What if this doesn’t fit with who they say I am?
What if they think I’m a fake?
What if (God forbid) I’m a big ole Poser McPoserson?!
This fear is loud and it has followed me for many years. It has managed to squirm its way into not only my older relationships but my new ones as well. It has even managed to become a part of my projections, leading me to judge other people for changing.
Then, something happened about 4 years ago. I was at a wedding of a high school friend. I was mingling with an old friend who seemed to be glowing, and she seemed different in a good way.
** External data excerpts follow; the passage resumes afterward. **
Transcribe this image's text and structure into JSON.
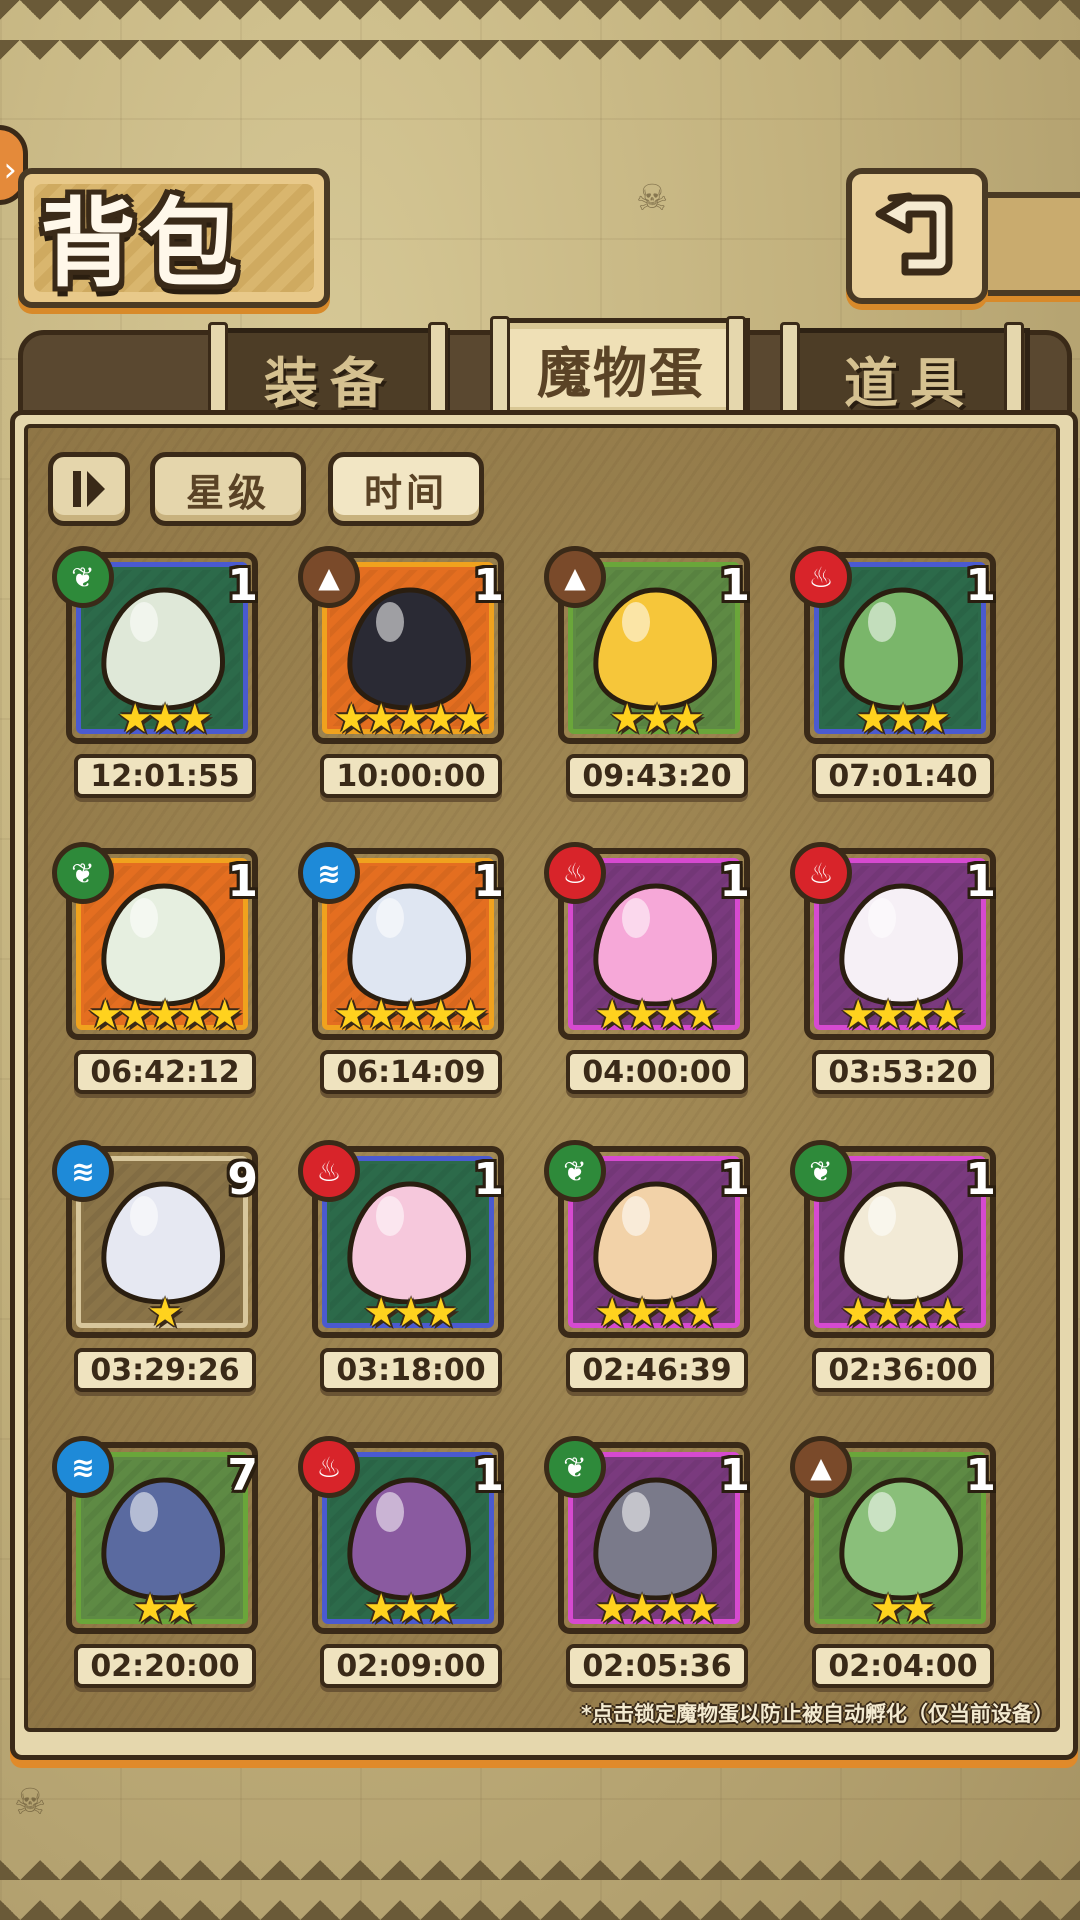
{
  "header": {
    "title": "背包",
    "back_icon": "return-arrow-icon"
  },
  "tabs": [
    {
      "label": "装备",
      "active": false
    },
    {
      "label": "魔物蛋",
      "active": true
    },
    {
      "label": "道具",
      "active": false
    }
  ],
  "filters": {
    "pause_icon": "sort-toggle-icon",
    "star_label": "星级",
    "time_label": "时间"
  },
  "eggs": [
    {
      "element": "grass",
      "count": "1",
      "stars": "★★★",
      "time": "12:01:55",
      "rim": "#4a5ad0",
      "fill": "#2c6a4a"
    },
    {
      "element": "earth",
      "count": "1",
      "stars": "★★★★★",
      "time": "10:00:00",
      "rim": "#f0a21e",
      "fill": "#e46e20"
    },
    {
      "element": "earth",
      "count": "1",
      "stars": "★★★",
      "time": "09:43:20",
      "rim": "#6aa63a",
      "fill": "#5e8a44"
    },
    {
      "element": "fire",
      "count": "1",
      "stars": "★★★",
      "time": "07:01:40",
      "rim": "#4a5ad0",
      "fill": "#2c6a4a"
    },
    {
      "element": "grass",
      "count": "1",
      "stars": "★★★★★",
      "time": "06:42:12",
      "rim": "#f0a21e",
      "fill": "#e46e20"
    },
    {
      "element": "water",
      "count": "1",
      "stars": "★★★★★",
      "time": "06:14:09",
      "rim": "#f0a21e",
      "fill": "#e46e20"
    },
    {
      "element": "fire",
      "count": "1",
      "stars": "★★★★",
      "time": "04:00:00",
      "rim": "#d64ad0",
      "fill": "#7a3a7e"
    },
    {
      "element": "fire",
      "count": "1",
      "stars": "★★★★",
      "time": "03:53:20",
      "rim": "#d64ad0",
      "fill": "#7a3a7e"
    },
    {
      "element": "water",
      "count": "9",
      "stars": "★",
      "time": "03:29:26",
      "rim": "#d8c79c",
      "fill": "#8a7448"
    },
    {
      "element": "fire",
      "count": "1",
      "stars": "★★★",
      "time": "03:18:00",
      "rim": "#4a5ad0",
      "fill": "#2c6a4a"
    },
    {
      "element": "grass",
      "count": "1",
      "stars": "★★★★",
      "time": "02:46:39",
      "rim": "#d64ad0",
      "fill": "#7a3a7e"
    },
    {
      "element": "grass",
      "count": "1",
      "stars": "★★★★",
      "time": "02:36:00",
      "rim": "#d64ad0",
      "fill": "#7a3a7e"
    },
    {
      "element": "water",
      "count": "7",
      "stars": "★★",
      "time": "02:20:00",
      "rim": "#6aa63a",
      "fill": "#5e8a44"
    },
    {
      "element": "fire",
      "count": "1",
      "stars": "★★★",
      "time": "02:09:00",
      "rim": "#4a5ad0",
      "fill": "#2c6a4a"
    },
    {
      "element": "grass",
      "count": "1",
      "stars": "★★★★",
      "time": "02:05:36",
      "rim": "#d64ad0",
      "fill": "#7a3a7e"
    },
    {
      "element": "earth",
      "count": "1",
      "stars": "★★",
      "time": "02:04:00",
      "rim": "#6aa63a",
      "fill": "#5e8a44"
    }
  ],
  "element_colors": {
    "grass": "#2e8a3a",
    "earth": "#7a4a2a",
    "fire": "#d8242a",
    "water": "#1e8ad8"
  },
  "footnote": "*点击锁定魔物蛋以防止被自动孵化（仅当前设备）"
}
My face (which was an overly drunk face) turned pale and a thought hit me like a ton of bricks: What if everyone is growing, and I’m exactly the same?! After this incident, I often felt like I was unwillingly playing a game of keep-away in which I was in the middle, running back and forth between this idea of a fixed-authentic personality and growth. Who was I supposed to be and how was I supposed to be it?
Over time, I began realizing that these questions were all fueled by one thing: other people’s perceptions of me (or at least what I imagined them to be). What I hadn’t been able to see is that, even though my reputation is a beast of its own following my every move, whimpering for my attention, I’m not its owner or its parent. It’s a creation of mine and others’ perceptions but it is not me and it doesn’t belong to me. Yes, we all are associated with a reputation and it is important to some degree. We need it to survive and be a part of the pack. We need to feed it so it can guide us through the professional world. But we can’t let it drag us around by its leash like someone else’s untrained pet.
I need to keep reminding myself that identity is far more complex than a game of keep-away. I am not either a cookie-cutter predictable personality or some ever-evolving transformational agent of change. Maybe I’m neither, maybe I’m both. Maybe it’s not that simple (or that boring). And most importantly, my sense of identity shouldn’t be tethered to a reputation made up of others’ perceptions, especially one that’s not leash-trained.